El guión del mismo bien merece una transcripción, ya que nos lanza un buen puñado de afirmaciones inspiradoras acerca del fenómeno urbano, de las ciudades y la vida que albergan, lo que fueron y han sido, lo que son en la actualidad, hacia dónde parecen dirigirse y hacia dónde deberían hacerlo. No nos resistimos a citar algunas aquí.

“En nuestra búsqueda de riqueza oportunidades, dinero y una vida mejor, la mitad de la población mundial ha abandonado el estilo de vida tradicional para emigrar a las áreas urbanas. Para 2050, esa cifra puede alcanzar el 80%”.

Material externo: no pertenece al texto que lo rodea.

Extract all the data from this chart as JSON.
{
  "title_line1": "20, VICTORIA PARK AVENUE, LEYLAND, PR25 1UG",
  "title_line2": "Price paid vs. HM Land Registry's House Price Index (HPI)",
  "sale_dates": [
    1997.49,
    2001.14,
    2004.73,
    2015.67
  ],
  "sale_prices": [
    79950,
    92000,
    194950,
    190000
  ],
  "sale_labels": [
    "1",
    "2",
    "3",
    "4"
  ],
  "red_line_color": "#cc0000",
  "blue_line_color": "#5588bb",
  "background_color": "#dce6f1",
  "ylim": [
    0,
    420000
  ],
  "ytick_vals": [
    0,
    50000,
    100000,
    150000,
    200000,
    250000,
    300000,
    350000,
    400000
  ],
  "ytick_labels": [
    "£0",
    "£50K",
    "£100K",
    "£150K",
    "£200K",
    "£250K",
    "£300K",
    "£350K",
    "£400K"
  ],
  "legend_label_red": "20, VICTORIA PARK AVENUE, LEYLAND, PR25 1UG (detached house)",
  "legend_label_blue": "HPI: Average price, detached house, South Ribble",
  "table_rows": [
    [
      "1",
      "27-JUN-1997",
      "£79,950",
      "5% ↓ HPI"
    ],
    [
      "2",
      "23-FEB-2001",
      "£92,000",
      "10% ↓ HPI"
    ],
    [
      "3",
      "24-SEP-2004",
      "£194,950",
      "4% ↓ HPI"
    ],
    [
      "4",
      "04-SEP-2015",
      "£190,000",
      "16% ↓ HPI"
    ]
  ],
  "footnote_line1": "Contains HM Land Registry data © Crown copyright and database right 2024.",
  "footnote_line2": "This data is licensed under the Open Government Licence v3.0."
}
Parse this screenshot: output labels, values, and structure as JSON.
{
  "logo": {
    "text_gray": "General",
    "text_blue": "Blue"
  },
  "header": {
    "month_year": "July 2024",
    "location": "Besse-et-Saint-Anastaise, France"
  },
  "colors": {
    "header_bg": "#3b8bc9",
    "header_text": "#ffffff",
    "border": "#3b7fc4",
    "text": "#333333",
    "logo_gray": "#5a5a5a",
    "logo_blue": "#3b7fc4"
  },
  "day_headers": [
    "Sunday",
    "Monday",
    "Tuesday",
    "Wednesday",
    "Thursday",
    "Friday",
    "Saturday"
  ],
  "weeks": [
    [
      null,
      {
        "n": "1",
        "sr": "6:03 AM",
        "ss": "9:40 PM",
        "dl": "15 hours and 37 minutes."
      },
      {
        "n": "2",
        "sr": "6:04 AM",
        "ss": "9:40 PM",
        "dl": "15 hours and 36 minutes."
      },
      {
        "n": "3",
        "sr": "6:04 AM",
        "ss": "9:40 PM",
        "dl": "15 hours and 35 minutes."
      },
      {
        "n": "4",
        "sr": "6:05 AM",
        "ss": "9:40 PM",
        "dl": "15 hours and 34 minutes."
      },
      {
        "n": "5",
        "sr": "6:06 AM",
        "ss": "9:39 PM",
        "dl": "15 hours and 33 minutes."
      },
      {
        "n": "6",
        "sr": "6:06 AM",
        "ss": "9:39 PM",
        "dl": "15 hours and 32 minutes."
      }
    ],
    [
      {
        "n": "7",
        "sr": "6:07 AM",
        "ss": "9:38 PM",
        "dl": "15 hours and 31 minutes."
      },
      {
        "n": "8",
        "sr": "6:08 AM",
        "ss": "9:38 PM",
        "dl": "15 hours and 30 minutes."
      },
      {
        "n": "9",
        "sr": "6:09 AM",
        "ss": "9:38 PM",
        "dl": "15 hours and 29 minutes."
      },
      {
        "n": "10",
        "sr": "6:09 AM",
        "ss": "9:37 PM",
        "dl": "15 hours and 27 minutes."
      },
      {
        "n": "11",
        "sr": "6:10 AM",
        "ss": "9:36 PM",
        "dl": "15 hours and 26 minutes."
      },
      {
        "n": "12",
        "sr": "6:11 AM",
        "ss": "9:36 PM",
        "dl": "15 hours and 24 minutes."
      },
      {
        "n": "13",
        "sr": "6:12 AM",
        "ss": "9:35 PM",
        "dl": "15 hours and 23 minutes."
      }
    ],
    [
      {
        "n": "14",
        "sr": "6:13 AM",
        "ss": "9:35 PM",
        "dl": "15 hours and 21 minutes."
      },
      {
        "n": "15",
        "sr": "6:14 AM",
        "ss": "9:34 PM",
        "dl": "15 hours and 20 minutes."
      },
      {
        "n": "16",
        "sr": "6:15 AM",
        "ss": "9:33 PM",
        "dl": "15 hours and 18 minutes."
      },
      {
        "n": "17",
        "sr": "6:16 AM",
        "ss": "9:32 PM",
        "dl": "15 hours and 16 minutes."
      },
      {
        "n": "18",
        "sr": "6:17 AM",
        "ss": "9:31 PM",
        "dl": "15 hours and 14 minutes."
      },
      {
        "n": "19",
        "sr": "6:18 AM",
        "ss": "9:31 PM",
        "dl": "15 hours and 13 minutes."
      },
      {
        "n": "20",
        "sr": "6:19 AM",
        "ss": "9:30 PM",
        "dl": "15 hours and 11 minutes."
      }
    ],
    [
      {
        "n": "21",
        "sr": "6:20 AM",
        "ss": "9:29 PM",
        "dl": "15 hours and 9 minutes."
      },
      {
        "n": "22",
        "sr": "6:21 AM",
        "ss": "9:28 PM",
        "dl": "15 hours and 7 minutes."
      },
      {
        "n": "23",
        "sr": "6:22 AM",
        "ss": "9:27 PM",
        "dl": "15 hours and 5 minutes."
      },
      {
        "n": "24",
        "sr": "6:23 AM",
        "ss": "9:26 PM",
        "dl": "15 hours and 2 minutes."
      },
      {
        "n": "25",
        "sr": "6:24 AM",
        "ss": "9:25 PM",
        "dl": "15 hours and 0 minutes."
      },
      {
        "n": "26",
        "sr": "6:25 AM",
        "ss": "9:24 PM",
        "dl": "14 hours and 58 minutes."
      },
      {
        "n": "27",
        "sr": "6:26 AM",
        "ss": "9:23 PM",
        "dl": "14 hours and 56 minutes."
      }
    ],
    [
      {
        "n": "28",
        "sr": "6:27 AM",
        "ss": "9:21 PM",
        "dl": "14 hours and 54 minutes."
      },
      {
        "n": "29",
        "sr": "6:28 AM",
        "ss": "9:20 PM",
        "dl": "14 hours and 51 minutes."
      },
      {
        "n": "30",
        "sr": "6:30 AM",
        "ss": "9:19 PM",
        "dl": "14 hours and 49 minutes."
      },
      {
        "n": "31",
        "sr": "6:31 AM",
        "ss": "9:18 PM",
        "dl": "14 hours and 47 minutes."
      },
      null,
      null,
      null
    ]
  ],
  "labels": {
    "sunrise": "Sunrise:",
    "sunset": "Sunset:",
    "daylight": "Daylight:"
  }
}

“A pesar de la tradición de los estilos de vida tradicionales, las grandes ciudades modernas son un éxito como motores de crecimiento que han sacado a trescientos millones de chinos de la pobreza y les han dado un nivel de vida similar al de los países occidentales en solo veinte años”.

“¿La forma en que construimos las ciudades invita a la inclusión humana, a la interacción y a la intimidad?”

“Cuanto más espacio se deja para la gente, más vida pública hay”.

“Si podemos tener espacios donde la mayoría de nosotros nos sintamos invitados, de manera que no estemos en el espacio de otros, ni los otros en el nuestro, sino que todos estemos en el espacio común, entonces se hace posible que se encuentren diferentes capas de la sociedad, distintos grupos de usuarios, distintos estilos de vida”.

Confiamos en que sean suficientes para incitaros a su visionado y provocaros alguna otra mientras disfrutáis del documental. No os demoréis demasiado, está disponible hasta el 9 de junio.